5 ans après Fukushima, alors que le monde entier à compris que la maitrise totale des risques était impossible, aucune leçon n’a été retenue. Et le président de l’Agence de Sureté Nucléaire a prévenu, il n’y a pas d’effectifs suffisant pour effectuer sérieusement un travail profond et concret apportant une réponse sécurisée. En plus de cela, la France ne provisionne des frais liés au démantèlement des centrales vieillissantes et au traitement des déchets qu’à hauteur de 31% ce qui est bien faible par rapport aux autres pays européens (100% pour la Grande-Bretagne ou 83% pour l’Allemagne).

L’exemple japonais montre bien que malgré toutes les technologies de pointes, quand arrive un accident, c’est une réelle catastrophe. Et les conséquences sont bien trop souvent sous estimées avec un manque de transparence qui peut conduire à de gros dégâts écologiques et sanitaires.

Dans cette décision de maintenir et de soutenir le nucléaire, le gouvernement français ferme les yeux et joue un jeu dangereux en conditionnant une telle décision à un simple feu vert d’une Agence pourtant par ailleurs en manque de moyens. L’Etat devra prendre ses responsabilités en cas de problème, mais est-ce que cela sera vraiment le cas ? N’oublions pas que les pays limitrophes s’inquiètent, pour preuve la plainte contre X déposée par le canton de Genève, situé à 70 km de la centrale du Bugey, pour obtenir sa fermeture.
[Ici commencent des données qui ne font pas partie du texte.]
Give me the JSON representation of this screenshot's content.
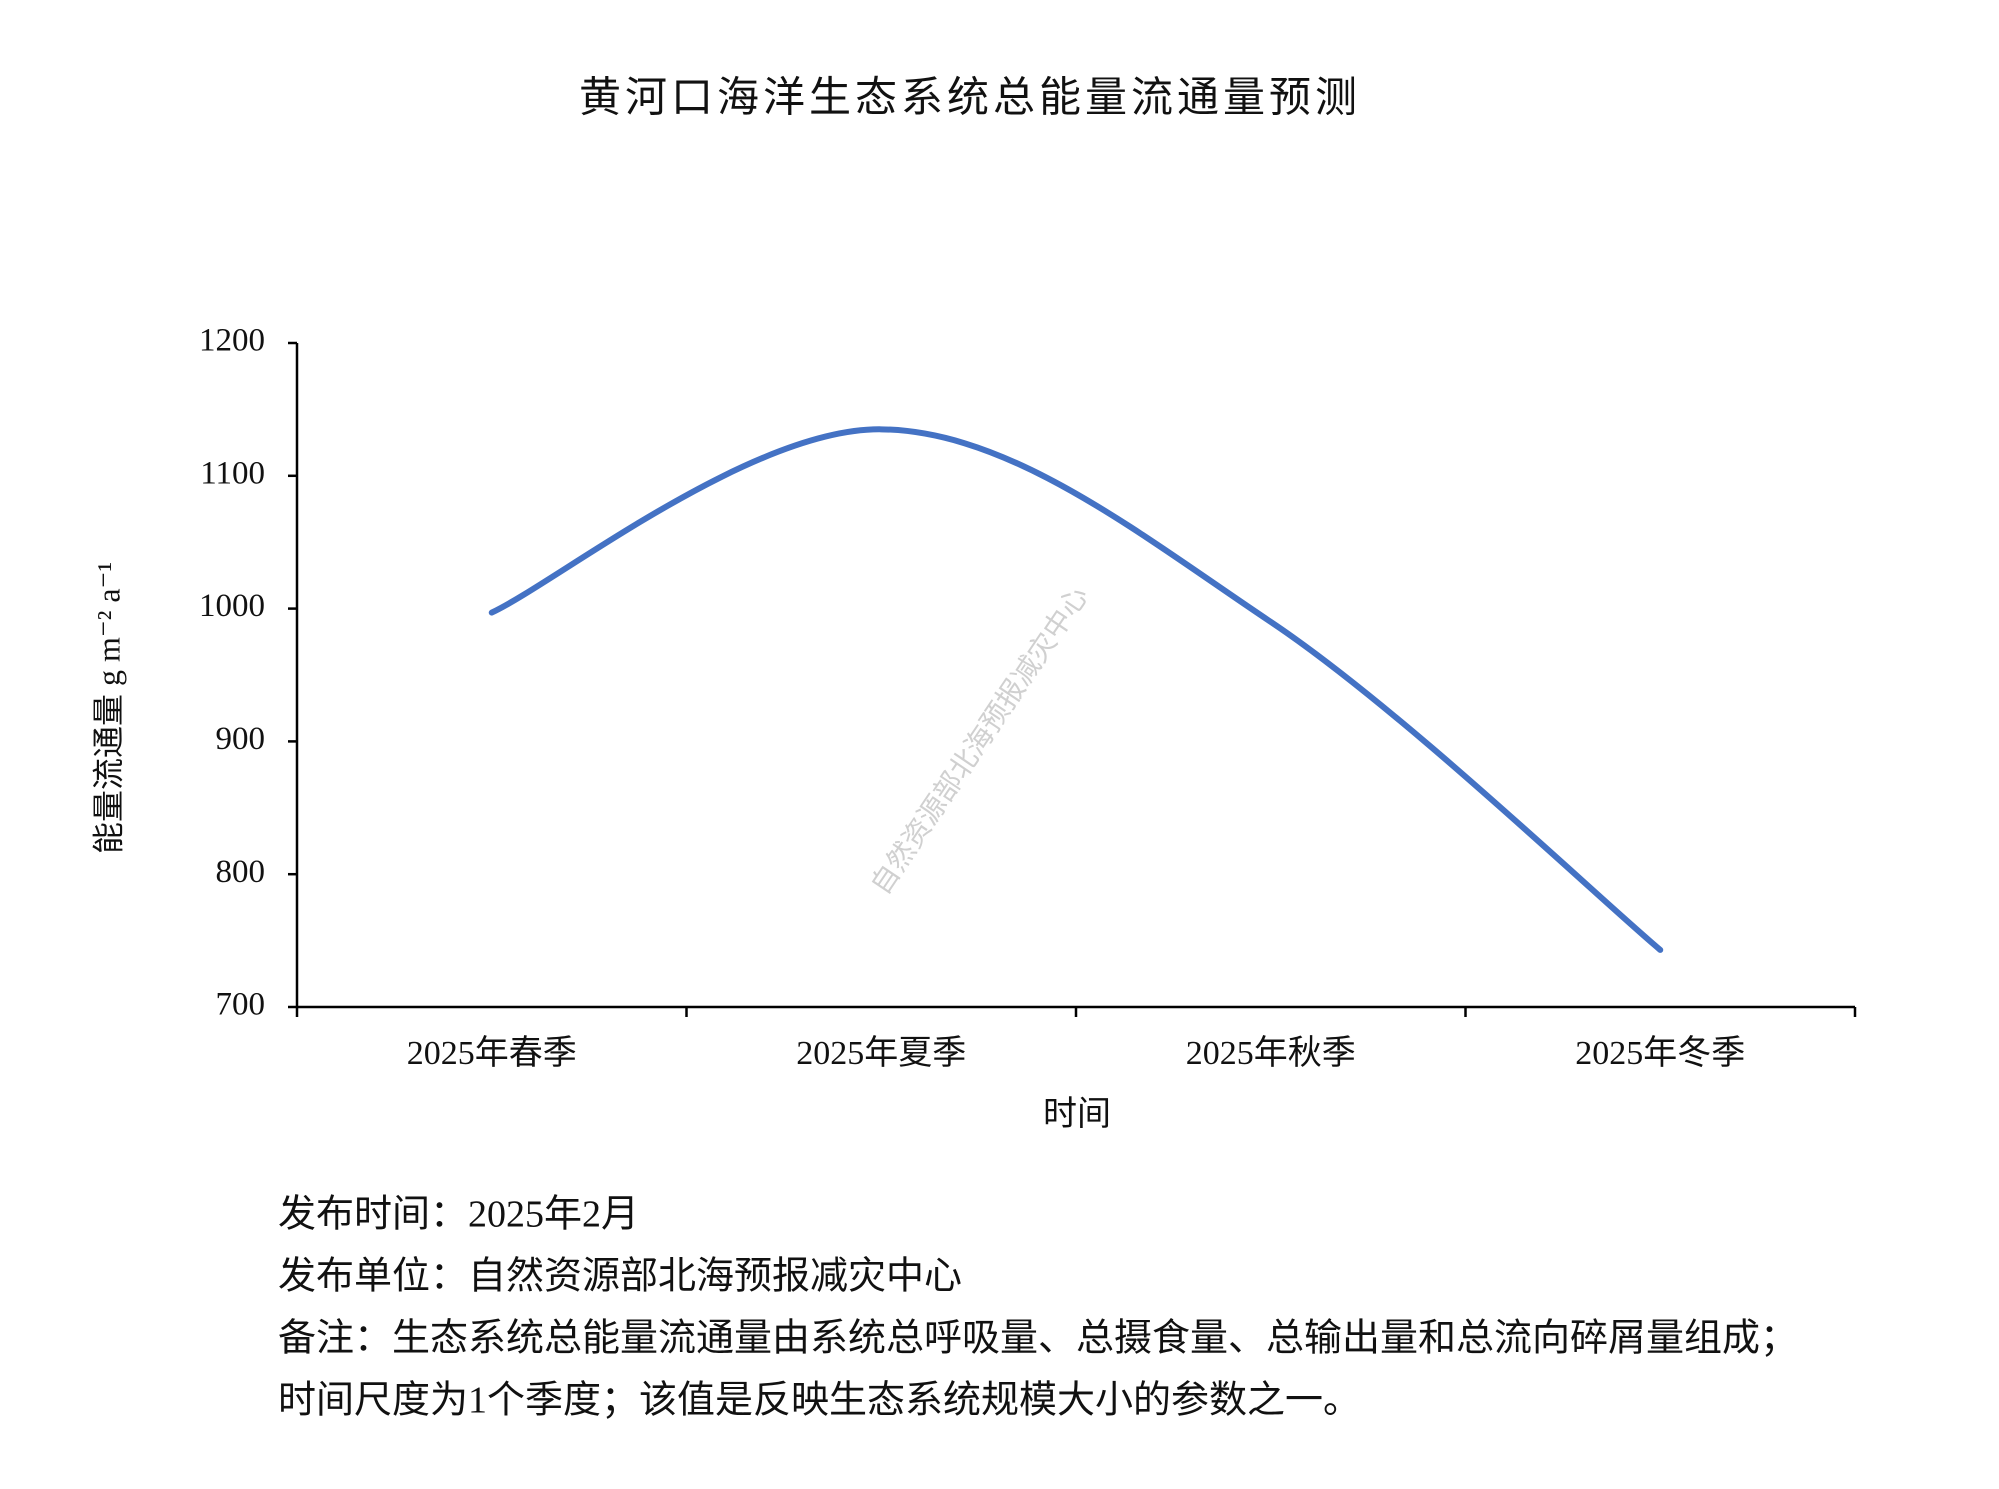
{
  "chart_data": {
    "type": "line",
    "title": "黄河口海洋生态系统总能量流通量预测",
    "x_label": "时间",
    "y_label": "能量流通量 g m⁻² a⁻¹",
    "categories": [
      "2025年春季",
      "2025年夏季",
      "2025年秋季",
      "2025年冬季"
    ],
    "values": [
      997,
      1135,
      990,
      743
    ],
    "color": "#4472c4",
    "smooth": true,
    "ylim": [
      700,
      1200
    ],
    "yticks": [
      700,
      800,
      900,
      1000,
      1100,
      1200
    ],
    "grid": false,
    "watermark": "自然资源部北海预报减灾中心"
  },
  "notes": [
    "发布时间：2025年2月",
    "发布单位：自然资源部北海预报减灾中心",
    "备注：生态系统总能量流通量由系统总呼吸量、总摄食量、总输出量和总流向碎屑量组成；",
    "时间尺度为1个季度；该值是反映生态系统规模大小的参数之一。"
  ]
}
Car les craintes quant à un accident nucléaire sont fortes au vu de la maintenance défaillante des centrales françaises. Autre cas litigieux, la centrale de Fessenheim qui chaque année voit sa date de fermeture déplacée, faisant réagir bon nombre de personnes Outre-Rhin qui demande sa fermeture depuis déjà 2006.

La loi de transition énergétique déjà oublié ?

La COP21 n’est pas si lointaine et ses objectifs de la loi de transition énergétique sont pourtant clairs. Ne pas dépasser les 50% d’électricité d’origine nucléaire d’ici à 2025. Pour cela il faudrait fermer 17 à 20 réacteurs nucléaires sur les 58. Un réacteur a une durée de vie de 40 ans et le timing aurait pu être parfait. Datant de la fin des années 70 et 80, d’ici à 2025 la moitié des réacteurs aurait atteint leur limite d’utilisation.

L’endettement et l’effondrement des valeurs boursières d’EDF pousse ces derniers à vouloir augmenter encore et encore la durée d’utilisation des réacteurs (50 voire 60 ans). EDF est au pied du mur et a dû, forcé par le gouvernement, racheter la branche réacteurs d’Areva et investir dans l’EPR d’Hinkley Point. Pas très étonnant dans ce contexte qu’EDF fasse tout pour prolonger l’activité des réacteurs.

L’objectif de diminuer la part du nucléaire en France est pourtant pour demain. Alors pourquoi soutenir et investir des milliards dans un domaine vieillissant et dangereux plutôt que de booster le développement des énergies renouvelables. La centrale géothermique de Bouillante aurait bien besoin de ce soutien financier pour éviter d’être vendue aux américains.